Лейтава, Воля, 1831, апрель
Ворота были сняты и прислонены к низкой поленнице во дворе. Их заменяла длинная березовая жердина, которую Мирек одолел конно, а затем спешился и убрал – чтобы могли проехать девушки. Сучка с громким брехом вылезла из будки, волоча отвислые соски по земле, цепь, лязгая, поехала по проволоке, натянутой над двором. За сучкой, смешно копируя движения матери, выпал толстолапый щенок. Переваливаясь, заковылял к гонцу. Стал передними лапами на ногу. Гайли подхватила черно-белый шарик под раздутое брюшко, розовый язык немедленно прошелся по носу и щеке. Щенок восторженно заикал. Сучка ластилась к коленям, настороженно оглядываясь на остальных пришлецов и переступающие в опасной близости конские ноги.

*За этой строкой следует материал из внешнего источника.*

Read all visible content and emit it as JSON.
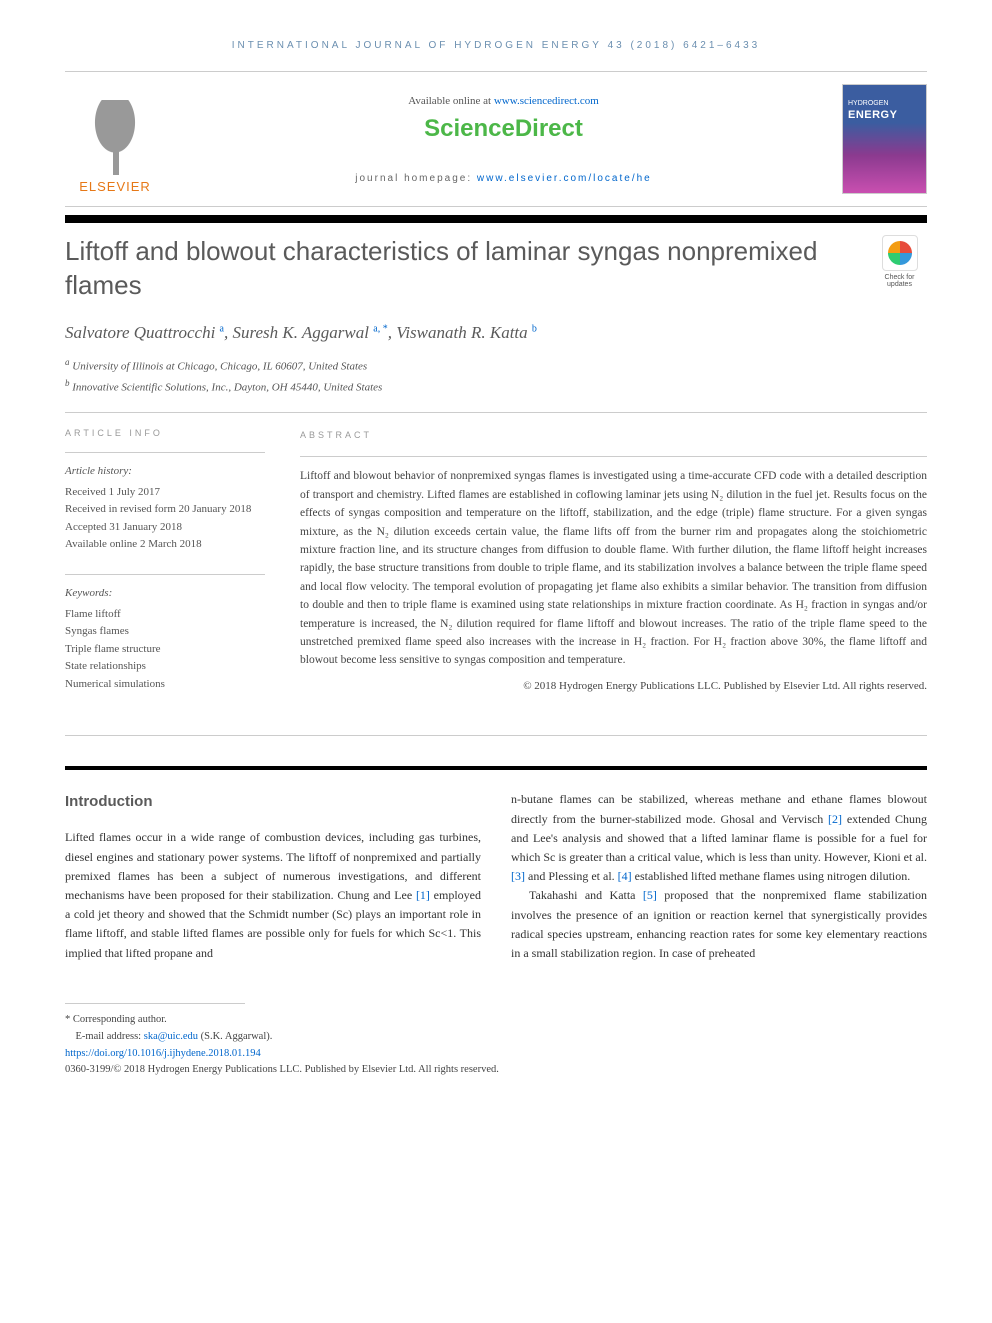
{
  "header": {
    "journal_ref": "INTERNATIONAL JOURNAL OF HYDROGEN ENERGY 43 (2018) 6421–6433",
    "available_text": "Available online at ",
    "sd_url": "www.sciencedirect.com",
    "sd_logo": "ScienceDirect",
    "journal_home_label": "journal homepage: ",
    "journal_home_url": "www.elsevier.com/locate/he",
    "elsevier": "ELSEVIER",
    "cover_top": "HYDROGEN",
    "cover_main": "ENERGY"
  },
  "article": {
    "title": "Liftoff and blowout characteristics of laminar syngas nonpremixed flames",
    "check_label": "Check for updates",
    "authors_html": "Salvatore Quattrocchi <sup>a</sup>, Suresh K. Aggarwal <sup>a, *</sup>, Viswanath R. Katta <sup>b</sup>",
    "affiliations": [
      "University of Illinois at Chicago, Chicago, IL 60607, United States",
      "Innovative Scientific Solutions, Inc., Dayton, OH 45440, United States"
    ]
  },
  "info": {
    "heading": "ARTICLE INFO",
    "history_label": "Article history:",
    "received": "Received 1 July 2017",
    "revised": "Received in revised form 20 January 2018",
    "accepted": "Accepted 31 January 2018",
    "online": "Available online 2 March 2018",
    "keywords_label": "Keywords:",
    "keywords": [
      "Flame liftoff",
      "Syngas flames",
      "Triple flame structure",
      "State relationships",
      "Numerical simulations"
    ]
  },
  "abstract": {
    "heading": "ABSTRACT",
    "text": "Liftoff and blowout behavior of nonpremixed syngas flames is investigated using a time-accurate CFD code with a detailed description of transport and chemistry. Lifted flames are established in coflowing laminar jets using N₂ dilution in the fuel jet. Results focus on the effects of syngas composition and temperature on the liftoff, stabilization, and the edge (triple) flame structure. For a given syngas mixture, as the N₂ dilution exceeds certain value, the flame lifts off from the burner rim and propagates along the stoichiometric mixture fraction line, and its structure changes from diffusion to double flame. With further dilution, the flame liftoff height increases rapidly, the base structure transitions from double to triple flame, and its stabilization involves a balance between the triple flame speed and local flow velocity. The temporal evolution of propagating jet flame also exhibits a similar behavior. The transition from diffusion to double and then to triple flame is examined using state relationships in mixture fraction coordinate. As H₂ fraction in syngas and/or temperature is increased, the N₂ dilution required for flame liftoff and blowout increases. The ratio of the triple flame speed to the unstretched premixed flame speed also increases with the increase in H₂ fraction. For H₂ fraction above 30%, the flame liftoff and blowout become less sensitive to syngas composition and temperature.",
    "copyright": "© 2018 Hydrogen Energy Publications LLC. Published by Elsevier Ltd. All rights reserved."
  },
  "body": {
    "intro_heading": "Introduction",
    "col1": "Lifted flames occur in a wide range of combustion devices, including gas turbines, diesel engines and stationary power systems. The liftoff of nonpremixed and partially premixed flames has been a subject of numerous investigations, and different mechanisms have been proposed for their stabilization. Chung and Lee [1] employed a cold jet theory and showed that the Schmidt number (Sc) plays an important role in flame liftoff, and stable lifted flames are possible only for fuels for which Sc<1. This implied that lifted propane and",
    "col2_p1": "n-butane flames can be stabilized, whereas methane and ethane flames blowout directly from the burner-stabilized mode. Ghosal and Vervisch [2] extended Chung and Lee's analysis and showed that a lifted laminar flame is possible for a fuel for which Sc is greater than a critical value, which is less than unity. However, Kioni et al. [3] and Plessing et al. [4] established lifted methane flames using nitrogen dilution.",
    "col2_p2": "Takahashi and Katta [5] proposed that the nonpremixed flame stabilization involves the presence of an ignition or reaction kernel that synergistically provides radical species upstream, enhancing reaction rates for some key elementary reactions in a small stabilization region. In case of preheated"
  },
  "footer": {
    "corr": "* Corresponding author.",
    "email_label": "E-mail address: ",
    "email": "ska@uic.edu",
    "email_name": " (S.K. Aggarwal).",
    "doi": "https://doi.org/10.1016/j.ijhydene.2018.01.194",
    "issn_copy": "0360-3199/© 2018 Hydrogen Energy Publications LLC. Published by Elsevier Ltd. All rights reserved."
  },
  "refs": {
    "r1": "[1]",
    "r2": "[2]",
    "r3": "[3]",
    "r4": "[4]",
    "r5": "[5]"
  }
}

– Звоночек… Оглохли они там, что ли? – Цванцигер заколотил в запертый ставень.
Гайли разглядывала разлапистое строение перед собой, жидкий дым, тянущий в скошенную трубу. Стены, похоже, лет сто не чинили, из-под осыпающейся штукатурки выглядывали почерневшие бревна. Крыша, наполовину крытая дранкой, наполовину соломой, светила прорехами. Ветхие крылья, где жить стало опасно, стояли заколоченные досками поперек безглазых окон. Печные трубы над ними словно промялись внутрь.
Но краснели набухающими почками над стрехой сучья старых тополей. И под гнилыми водостоками проросли и уже споро вытянулись юные березки, а за низким штакетником у порога проклюнулись сквозь прошлогоднюю листву первоцветы. И гонцу казалось, что она уже однажды здесь была.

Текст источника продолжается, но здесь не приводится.